De leur côté, les banques voient ces clients d’un très bon œil. « Les primo-accédants constituent une clientèle rentable : ils sont jeunes, encore peu équipés en placements et assurances, donc la banque peut construire une relation durable », souligne Sandrine Allonier. Les établissements sont prêts à faire des efforts pour capter un nouveau client à qui ils pourront progressivement proposer toute une palette de produits et services bancaires. Depuis près de deux ans, des prêts à taux bonifiés réservés aux primo-accédants fleurissent sur le marché, comme chez Banque populaire, Caisse d’épargne, Crédit agricole, Crédit mutuel ou encore chez LCL.

« De nombreuses offres devaient initialement prendre fin en décembre 2025 mais elles ont été reconduites cette année, c’est un bon signal pour les primo-accédants », souligne Ludovic Huzieux, cofondateur d’Artémis Courtage. Mais attention, prévient Caroline Pasquereau, la directrice marketing stratégique et communication d’Empruntis : « Ces offres ne sont pas toujours pérennes. Certains établissements les mettent en place, puis peuvent les suspendre en fonction de leurs objectifs de production de crédit. Les courtiers sont les mieux placés pour savoir quelles offres sont encore en vigueur. »

 

Les bénéficiaires du PTZ sont particulièrement choyés, puisque de nombreuses banques leur accordent une enveloppe de crédit supplémentaire à taux zéro dans la limite de 20 000 euros ou 25 000 euros. C’est le cas par exemple au Crédit Coopératif, comme dans les autres banques de sa maison mère, le groupe BPCE. « Nous proposons aux bénéficiaires du PTZ de moins de 35 ans un prêt de 20 000 euros à 0 %, dans la limite de 10 % du montant financé », précise Imad Tabet, le directeur du marché des particuliers du Crédit Coopératif.

Enveloppe complémentaire

Ces offres font sensiblement baisser le coût total du crédit. Meilleurtaux.com a fait le calcul pour un couple de primo-accédants ayant 70 000 euros de revenus net annuels achetant sa résidence principale dans le neuf pour 335 000 euros et dont l’apport se limite aux frais de notaire. Il peut bénéficier d’un PTZ de 90 000 euros, d’un prêt à 0 % pour 20 000 euros et d’un prêt principal de 225 000 euros à 3,35 % sur vingt-cinq ans. Au total, le taux moyen (hors assurance et frais divers) de l’opération s’élève à seulement 2,25 %.

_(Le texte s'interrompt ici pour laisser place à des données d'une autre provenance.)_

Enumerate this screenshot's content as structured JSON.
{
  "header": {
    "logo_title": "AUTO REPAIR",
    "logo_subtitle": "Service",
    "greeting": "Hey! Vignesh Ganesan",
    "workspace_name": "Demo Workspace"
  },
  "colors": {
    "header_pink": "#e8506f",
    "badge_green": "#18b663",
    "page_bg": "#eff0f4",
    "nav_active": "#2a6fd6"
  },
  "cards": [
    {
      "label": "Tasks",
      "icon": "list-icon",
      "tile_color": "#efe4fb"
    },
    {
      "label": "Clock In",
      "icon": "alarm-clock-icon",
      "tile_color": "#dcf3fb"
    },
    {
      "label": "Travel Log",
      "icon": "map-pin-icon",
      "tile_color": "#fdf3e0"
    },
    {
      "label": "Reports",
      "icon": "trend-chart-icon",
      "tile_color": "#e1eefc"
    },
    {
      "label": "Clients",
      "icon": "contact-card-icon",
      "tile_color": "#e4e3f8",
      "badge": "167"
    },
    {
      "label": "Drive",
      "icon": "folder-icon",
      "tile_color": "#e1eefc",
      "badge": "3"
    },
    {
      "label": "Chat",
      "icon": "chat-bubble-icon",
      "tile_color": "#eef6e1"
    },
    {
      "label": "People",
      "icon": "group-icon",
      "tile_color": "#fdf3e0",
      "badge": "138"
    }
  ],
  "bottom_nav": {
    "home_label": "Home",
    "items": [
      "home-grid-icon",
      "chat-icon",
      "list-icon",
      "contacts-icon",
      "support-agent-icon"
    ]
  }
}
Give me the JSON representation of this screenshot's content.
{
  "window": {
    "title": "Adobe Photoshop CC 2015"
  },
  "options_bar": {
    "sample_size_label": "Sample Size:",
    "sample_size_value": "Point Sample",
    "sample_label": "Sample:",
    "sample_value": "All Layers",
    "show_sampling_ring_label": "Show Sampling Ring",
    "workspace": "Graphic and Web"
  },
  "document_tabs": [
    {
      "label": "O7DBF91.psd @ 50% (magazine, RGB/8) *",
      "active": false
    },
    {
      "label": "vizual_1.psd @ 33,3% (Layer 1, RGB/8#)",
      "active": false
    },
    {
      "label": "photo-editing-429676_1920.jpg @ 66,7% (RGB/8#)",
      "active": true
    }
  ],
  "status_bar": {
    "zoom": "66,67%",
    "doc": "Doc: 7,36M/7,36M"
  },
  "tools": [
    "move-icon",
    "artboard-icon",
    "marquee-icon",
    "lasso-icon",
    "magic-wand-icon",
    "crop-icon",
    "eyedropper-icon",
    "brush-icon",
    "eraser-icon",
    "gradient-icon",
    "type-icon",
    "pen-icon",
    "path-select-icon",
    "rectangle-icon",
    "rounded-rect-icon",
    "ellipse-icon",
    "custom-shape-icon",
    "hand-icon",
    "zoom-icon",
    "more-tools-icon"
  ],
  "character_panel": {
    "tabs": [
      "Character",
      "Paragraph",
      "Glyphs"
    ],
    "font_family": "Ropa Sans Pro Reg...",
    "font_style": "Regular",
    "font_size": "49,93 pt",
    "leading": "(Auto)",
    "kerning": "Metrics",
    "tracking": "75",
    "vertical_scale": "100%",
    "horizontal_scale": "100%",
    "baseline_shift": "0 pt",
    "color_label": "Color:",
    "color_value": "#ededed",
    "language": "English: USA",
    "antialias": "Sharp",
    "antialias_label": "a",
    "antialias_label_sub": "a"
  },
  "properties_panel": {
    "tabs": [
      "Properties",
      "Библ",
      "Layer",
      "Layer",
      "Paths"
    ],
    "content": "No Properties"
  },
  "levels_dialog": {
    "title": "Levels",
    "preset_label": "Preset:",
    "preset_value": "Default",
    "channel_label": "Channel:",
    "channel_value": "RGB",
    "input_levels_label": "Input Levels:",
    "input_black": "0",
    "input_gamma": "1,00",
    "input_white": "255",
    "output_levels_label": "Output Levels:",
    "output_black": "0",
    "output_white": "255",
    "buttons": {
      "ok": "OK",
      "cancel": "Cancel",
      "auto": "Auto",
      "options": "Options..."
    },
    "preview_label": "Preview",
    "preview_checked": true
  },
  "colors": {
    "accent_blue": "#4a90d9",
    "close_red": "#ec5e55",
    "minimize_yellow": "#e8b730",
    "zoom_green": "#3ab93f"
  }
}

Par ailleurs, certains établissements prévoient une enveloppe à taux préférentiel pour les primo-accédants non éligibles au PTZ, en complément d’un crédit classique. Le Crédit agricole Ile-de-France propose 25 000 euros à 1,99 % sur vingt-cinq ans. Peut s’y ajouter une autre ligne de 25 000 euros, à 0 % cette fois, lorsque le bien financé est doté d’un bon DPE (note A, B ou C). « Combinées, ces deux solutions permettent d’abaisser le taux moyen global du plan de financement de 0,30 à 0,50 point en fonction du montant emprunté et de la durée du prêt principal. Concrètement, pour un crédit immobilier de 250 000 euros à 3,80 % sur vingt-cinq ans, l’intégration de ces dispositifs ramène le taux moyen à 3,33 % », précise Guy Poyen, directeur marketing et marchés du Crédit agricole Ile-de-France.

 

Les primo-accédants peuvent également bénéficier, sous conditions, du prêt d’accession sociale et du prêt accession d’Action Logement. « Pensez aussi aux aides locales proposées par certaines collectivités territoriales : elles peuvent accorder des subventions ou des prêts à taux zéro ou réduit aux jeunes », ajoute Caroline Arnould. Mais attention, toutes ces offres ne signifient pas que les banques relâchent leur vigilance au moment d’octroyer ou non un crédit, au prétexte que l’emprunteur achète pour la première fois. « Elles conservent leurs réflexes : elles prêtent rarement sur plus de vingt-cinq ans, n’acceptent pas ou peu d’aller au-delà d’un taux d’endettement de 35 % et sont très réticentes à financer des emprunteurs sans aucun apport », constate Ludovic Huzieux.